New Law is Result of Collective Effort Among State Criminal Justice Groups
(March 13, 2018 – Cheyenne, WY) – Governor Matt Mead has signed the Post-Conviction Factual Innocence bill into law, taking a significant step forward in providing the wrongfully convicted with a way to prove their innocence. House Bill 26 was introduced by the Wyoming Joint Judiciary Committee and has been championed for several years by Representative Charles Pelkey (D-Laramie) and the Rocky Mountain Innocence Center, which is dedicated to overturning wrongful convictions in Wyoming, Utah and Nevada.
Under the existing law, while there is no time limit for a person to introduce new DNA evidence of innocence, there is a two-year deadline after conviction to present new non-DNA evidence. This new law removes the time limit and clarifies that new non-DNA evidence may include scientific advancements that discredit forensic evidence used in a conviction.
The legislation was developed by a working group that included the Rocky Mountain Innocence Center, the Office of the Attorney General, the Wyoming Prosecuting Attorneys Association, the Wyoming Trial Lawyers Association and the Office of the State Public Defender. The passage of this law represents a collaborative effort from all sides of the criminal justice system in Wyoming to ensure that the wrongfully convicted have a fair path to justice.
“This new law is a model for the entire country.” Feldman
“I am thrilled,” said Representative Charles Pelkey. “I carried similar measures as an individual legislator ever since I was elected. The key, though, this year was that it was taken as an interim topic by the Judiciary Committee. I am grateful to Chairman Kirkbride who suggested we form a working group to address the concerns of all parties. We got a bill that had the support of the executive branch, the prosecutors, trial attorneys and the Rocky Mountain Innocence Center. This year, it made it through without any serious opposition and it’s now signed into law.”
“I do want to say that this is also a fitting memorial to Diane Courselle, the University of Wyoming law professor in charge of the Defender Aid clinic. She’s the one that brought this issue to my attention and offered several early drafts of the bill. Diane passed away a couple of years ago and I am so pleased that we finally got it through in her honor.”
“Wyoming’s law made it nearly impossible to overturn wrongful convictions because DNA evidence is rare and it takes an average of 10 years to investigate innocence claims, track down evidence and put the pieces together,” said Aaron Lyttle, a board member of the Rocky Mountain Innocence Center and attorney in Cheyenne. “Over the years Representative Pelkey and other lawmakers have been committed to fixing the law, and with the help of the working group we now have an excellent solution for the wrongfully convicted to get justice.”

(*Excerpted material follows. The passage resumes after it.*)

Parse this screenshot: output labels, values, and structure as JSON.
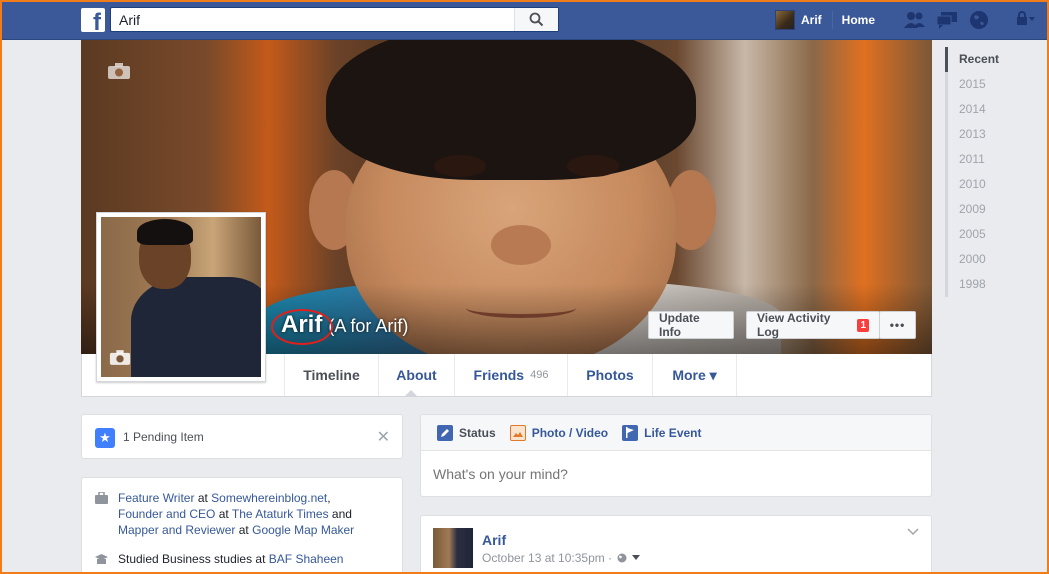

“This new law is a model for the entire country. It will help the innocent get justice and help law enforcement identify the person who actually committed the crime,” said Michelle Feldman, Legislative Strategist for the Innocence Project, which is affiliated with Cardozo School of Law.
“Improving the system and providing a pathway to freedom and justice for those who are innocent, benefits us all.” -Shanor
“The Wyoming County and Prosecuting Attorney’s Association is happy to hear of Governor Mead’s signing of this bill. This statute will provide an important check ensuring justice and integrity in Wyoming’s criminal justice system. We are proud of our Association’s involvement in the development of this legislation,” said Matt Redle of the Wyoming County and Prosecuting Attorney’s Association.
“For hundreds of years legal scholars, including Benjamin Franklin, have believed that letting two or ten or even 100 guilty people go free is preferable to convicting a single innocent person. The Wyoming Trial Lawyers Association applauds the years of effort and dedication Representative Charles Pelkey demonstrated in passing legislation that improves the legal process for those who have been wrongfully convicted. Improving the system and providing a pathway to freedom and justice for those who are innocent, benefits us all,” said Marcia Shanor Executive Director of the Wyoming Trial Lawyers Association.
The previous law required wrongfully convicted people to present new non-DNA evidence of innocence within two years of their conviction—even if it was impossible for the evidence to have been discovered within that time frame. While there is no deadline for introducing DNA evidence after conviction, DNA is unavailable in 90% of criminal cases making this new law a key component in proving innocence for the wrongly convicted.
In addition to removing the two-year time limit, the bill also clarifies that new evidence may include scientific advancements that undermine the forensic evidence used to convict someone. In recent years, major flaws have been revealed in the forensic analysis of arson, hair comparisons, bullet lead comparisons and other disciplines. This law will provide innocent people with a course to overturn convictions based on this type of flawed, unreliable evidence.
The new law is based on Utah’s factual innocence law, which became law in 2008 and resulted in two exonerations. Since then, only 13 petitions have been filed under the law in Utah, indicating that the impact on the court system has been minimal.